By Jennifer Inez Ward
The Oakland parking ticket management division has some money problems - at least that's the finding of an audit released Wednesday by City Auditor Courtney Ruby.
In a year-long
investigation, Ruby found several areas with money discrepancies. Many of those
issues centered around unaccounted for money and possible revenue loss.
The
audit looked at the management of parking tickets for fiscal year 2010-11. The city's parking ticket division, Ruby said in the report, is holding on to more than $316,000 in
overpaid parking tickets from residents and businesses for this period.
Ruby said that the
division potentially lost $27,000 due to improperly recorded tickets.
The report also
found that the city's previous financial collection system, ACS, often missed key revenue
targets. Ruby said the city may have lost thousands of dollars because of their
actions or missed benchmarks.
"Had ACS
met its promised collection targets, the city would have received an additional
$401,000 to $620,500 in parking revenue; instead ACS paid $10,128 in penalties
for missing targets," the report says.
But city officials
said the audit is off the mark.
"We generally
agree with the audit report findings, but you've got to keep it in
context," Assistant city administrator Scott Johnson said. "Most of
the findings and the issues raised have been resolved or are in the process of
being resolved."
Johnson said it is
also important to remember the timing of the audit.
"The audit
was done when that was a transition to a new system," he said.

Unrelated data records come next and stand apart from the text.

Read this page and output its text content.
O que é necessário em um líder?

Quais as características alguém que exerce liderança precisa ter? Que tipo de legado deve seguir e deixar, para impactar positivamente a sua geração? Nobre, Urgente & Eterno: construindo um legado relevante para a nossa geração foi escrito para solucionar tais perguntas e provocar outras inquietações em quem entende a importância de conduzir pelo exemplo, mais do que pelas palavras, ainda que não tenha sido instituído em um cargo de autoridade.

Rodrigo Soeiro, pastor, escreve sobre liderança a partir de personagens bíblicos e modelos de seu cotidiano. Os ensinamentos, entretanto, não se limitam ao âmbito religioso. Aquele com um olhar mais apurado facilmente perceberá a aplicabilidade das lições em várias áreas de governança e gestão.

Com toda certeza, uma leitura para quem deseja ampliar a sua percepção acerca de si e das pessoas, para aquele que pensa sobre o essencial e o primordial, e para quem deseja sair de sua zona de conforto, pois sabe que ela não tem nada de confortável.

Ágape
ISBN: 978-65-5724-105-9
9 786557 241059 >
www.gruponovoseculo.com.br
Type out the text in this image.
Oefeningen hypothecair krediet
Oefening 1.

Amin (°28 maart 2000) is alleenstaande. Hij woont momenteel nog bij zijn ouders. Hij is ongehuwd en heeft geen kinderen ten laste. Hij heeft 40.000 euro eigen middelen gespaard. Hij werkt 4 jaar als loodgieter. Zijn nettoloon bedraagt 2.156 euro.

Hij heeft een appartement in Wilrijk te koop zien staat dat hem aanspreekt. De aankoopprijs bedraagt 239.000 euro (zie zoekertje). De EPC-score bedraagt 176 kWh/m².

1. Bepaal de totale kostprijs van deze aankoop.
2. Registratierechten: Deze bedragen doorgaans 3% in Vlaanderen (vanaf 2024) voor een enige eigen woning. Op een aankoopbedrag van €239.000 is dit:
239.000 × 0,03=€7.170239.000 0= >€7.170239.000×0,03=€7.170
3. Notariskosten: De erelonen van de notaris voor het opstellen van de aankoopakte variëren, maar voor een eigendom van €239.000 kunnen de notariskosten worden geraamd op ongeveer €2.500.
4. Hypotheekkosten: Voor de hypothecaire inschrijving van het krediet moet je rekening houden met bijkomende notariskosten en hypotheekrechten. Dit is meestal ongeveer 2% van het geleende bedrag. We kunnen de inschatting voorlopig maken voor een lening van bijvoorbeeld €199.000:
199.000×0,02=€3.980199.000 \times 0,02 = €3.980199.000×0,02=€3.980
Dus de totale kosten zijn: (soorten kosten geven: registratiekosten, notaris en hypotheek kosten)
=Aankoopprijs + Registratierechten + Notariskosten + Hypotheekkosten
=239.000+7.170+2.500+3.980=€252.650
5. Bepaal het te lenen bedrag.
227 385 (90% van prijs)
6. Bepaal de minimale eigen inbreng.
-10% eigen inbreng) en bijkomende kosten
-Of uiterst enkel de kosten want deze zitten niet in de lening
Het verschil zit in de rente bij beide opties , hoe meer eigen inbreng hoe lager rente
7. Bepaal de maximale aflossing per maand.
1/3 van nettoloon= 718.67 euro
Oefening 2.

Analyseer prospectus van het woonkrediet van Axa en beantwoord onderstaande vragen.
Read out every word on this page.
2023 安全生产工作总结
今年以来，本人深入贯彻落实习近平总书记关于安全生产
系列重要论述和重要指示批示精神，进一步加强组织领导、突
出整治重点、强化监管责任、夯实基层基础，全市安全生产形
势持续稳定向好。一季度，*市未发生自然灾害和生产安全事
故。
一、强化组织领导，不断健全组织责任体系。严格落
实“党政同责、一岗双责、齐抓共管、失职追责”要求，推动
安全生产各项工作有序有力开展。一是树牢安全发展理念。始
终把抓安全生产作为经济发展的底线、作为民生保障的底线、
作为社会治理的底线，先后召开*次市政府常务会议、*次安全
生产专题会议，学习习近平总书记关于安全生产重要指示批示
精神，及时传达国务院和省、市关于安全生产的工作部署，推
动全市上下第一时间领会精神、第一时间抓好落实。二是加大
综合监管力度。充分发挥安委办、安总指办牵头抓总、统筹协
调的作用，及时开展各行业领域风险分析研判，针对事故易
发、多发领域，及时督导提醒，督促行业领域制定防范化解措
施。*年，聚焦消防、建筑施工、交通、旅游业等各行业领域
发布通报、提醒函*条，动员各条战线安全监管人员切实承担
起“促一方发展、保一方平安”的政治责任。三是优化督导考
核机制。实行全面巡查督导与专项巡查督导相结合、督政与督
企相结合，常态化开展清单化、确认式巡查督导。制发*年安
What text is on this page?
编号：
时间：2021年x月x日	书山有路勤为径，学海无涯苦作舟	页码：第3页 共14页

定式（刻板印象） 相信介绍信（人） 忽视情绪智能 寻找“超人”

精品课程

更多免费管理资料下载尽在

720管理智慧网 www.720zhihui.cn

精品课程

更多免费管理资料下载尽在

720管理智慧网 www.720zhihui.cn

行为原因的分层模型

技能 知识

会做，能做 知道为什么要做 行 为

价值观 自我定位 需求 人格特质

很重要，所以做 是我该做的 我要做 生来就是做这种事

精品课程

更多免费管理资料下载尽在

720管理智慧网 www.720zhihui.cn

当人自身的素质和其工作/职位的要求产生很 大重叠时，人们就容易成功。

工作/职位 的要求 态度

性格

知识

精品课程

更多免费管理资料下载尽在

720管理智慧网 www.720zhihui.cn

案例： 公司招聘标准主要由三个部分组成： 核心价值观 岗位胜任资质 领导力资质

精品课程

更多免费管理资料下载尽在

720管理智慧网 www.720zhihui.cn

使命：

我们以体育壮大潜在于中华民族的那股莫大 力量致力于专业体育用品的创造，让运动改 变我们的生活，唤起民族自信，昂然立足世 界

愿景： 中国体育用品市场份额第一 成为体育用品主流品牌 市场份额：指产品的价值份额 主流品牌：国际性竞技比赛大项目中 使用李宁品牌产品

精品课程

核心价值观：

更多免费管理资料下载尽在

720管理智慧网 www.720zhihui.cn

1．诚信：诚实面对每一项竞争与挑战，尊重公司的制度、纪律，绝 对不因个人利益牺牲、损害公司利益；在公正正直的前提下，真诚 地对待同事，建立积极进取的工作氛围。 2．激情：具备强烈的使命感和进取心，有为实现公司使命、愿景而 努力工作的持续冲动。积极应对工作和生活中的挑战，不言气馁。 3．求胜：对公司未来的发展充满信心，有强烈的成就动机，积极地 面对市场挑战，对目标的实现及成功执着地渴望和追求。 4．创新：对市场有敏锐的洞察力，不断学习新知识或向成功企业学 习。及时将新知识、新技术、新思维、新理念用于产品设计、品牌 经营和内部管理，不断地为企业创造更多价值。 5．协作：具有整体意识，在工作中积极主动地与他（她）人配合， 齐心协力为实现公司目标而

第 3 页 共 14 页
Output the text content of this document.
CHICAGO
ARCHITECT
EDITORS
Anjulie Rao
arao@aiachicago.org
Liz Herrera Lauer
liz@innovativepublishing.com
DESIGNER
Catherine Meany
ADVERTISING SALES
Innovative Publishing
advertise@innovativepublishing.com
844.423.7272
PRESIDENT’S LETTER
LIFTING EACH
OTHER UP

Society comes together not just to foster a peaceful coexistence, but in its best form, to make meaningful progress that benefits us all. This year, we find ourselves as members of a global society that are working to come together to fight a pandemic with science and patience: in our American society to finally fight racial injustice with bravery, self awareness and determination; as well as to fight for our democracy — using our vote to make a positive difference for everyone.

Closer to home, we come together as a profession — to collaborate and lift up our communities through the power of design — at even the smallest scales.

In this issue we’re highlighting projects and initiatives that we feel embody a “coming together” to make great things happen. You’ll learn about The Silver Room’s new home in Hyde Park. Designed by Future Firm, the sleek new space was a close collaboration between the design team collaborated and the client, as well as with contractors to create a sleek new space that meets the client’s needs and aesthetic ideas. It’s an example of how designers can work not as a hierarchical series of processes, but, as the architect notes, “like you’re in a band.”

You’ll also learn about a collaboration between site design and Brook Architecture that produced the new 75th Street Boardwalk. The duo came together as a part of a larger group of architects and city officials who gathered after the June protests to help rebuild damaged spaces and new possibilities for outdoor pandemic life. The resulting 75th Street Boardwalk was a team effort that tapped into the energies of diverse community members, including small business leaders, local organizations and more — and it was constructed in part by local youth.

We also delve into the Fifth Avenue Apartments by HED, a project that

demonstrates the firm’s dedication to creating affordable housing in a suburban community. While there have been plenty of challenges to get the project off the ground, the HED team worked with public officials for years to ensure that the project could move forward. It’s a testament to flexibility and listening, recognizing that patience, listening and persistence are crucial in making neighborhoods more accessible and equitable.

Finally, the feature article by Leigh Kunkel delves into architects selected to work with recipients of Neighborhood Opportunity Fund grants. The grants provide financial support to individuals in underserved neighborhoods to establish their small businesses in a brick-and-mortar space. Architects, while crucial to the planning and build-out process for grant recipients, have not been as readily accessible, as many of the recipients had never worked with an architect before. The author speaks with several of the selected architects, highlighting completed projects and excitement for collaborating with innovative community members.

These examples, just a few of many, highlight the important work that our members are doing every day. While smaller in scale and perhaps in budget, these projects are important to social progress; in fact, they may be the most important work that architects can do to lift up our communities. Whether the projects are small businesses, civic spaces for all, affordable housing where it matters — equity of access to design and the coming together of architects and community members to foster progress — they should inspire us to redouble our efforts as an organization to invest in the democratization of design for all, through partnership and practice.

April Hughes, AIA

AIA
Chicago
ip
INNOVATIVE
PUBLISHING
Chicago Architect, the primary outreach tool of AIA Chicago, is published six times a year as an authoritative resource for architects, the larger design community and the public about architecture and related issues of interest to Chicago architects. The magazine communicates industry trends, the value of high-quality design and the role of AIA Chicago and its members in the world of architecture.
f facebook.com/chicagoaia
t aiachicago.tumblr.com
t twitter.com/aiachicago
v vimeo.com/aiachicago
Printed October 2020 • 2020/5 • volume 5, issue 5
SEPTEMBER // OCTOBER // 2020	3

"During that period, the new system was working with a backlog of 25,000
tickets."
Johnson said that
while the city may be holding parking ticket overpayments, the money is sitting
in a fund ready for repayment. He said the city makes every effort to track
down people who've overpaid.
"The money is
there, we haven't allocated it for something else," he said.
Ruby said that for
the last couple of years, the parking division has gotten better, particularly
since installing a new computer system designed to streamline customer
operations.
"Under the
old legacy system, approximately 75 percent to 80 percent of ticks were
handwritten and took six to eight weeks to enter," the report notes.
"As of fiscal year 2010-2011, approximately 2 percent of tickets are
handwritten."
The audit report
listed 24 recommendations to city officials that include proactively notifying
and refunding ticket overpayment to people. The report also recommends that the
city consider establishing a separate fund to track unclaimed parking money.
The Parking Ticket
Division is a huge revenue source for Oakland.
In fiscal year 2010-211, the city issued about 387,000 tickets - nearly a ticket
for every resident. Those tickets generated almost $23 million in general fund
revenue.
This comes as no surprise. A person must pay a ticket IN FULL just to dispute it. Working in Jack London Square for the last 6 years, I've received my share of eronious tickets and the entire process needs an audit, from how they record when and where people are parked to how long it takes to receive a refund. Forget about emailing them, you'll NEVER get a reply. Oakland's Parking Assistence Center is city bureaucracy at its worst!!!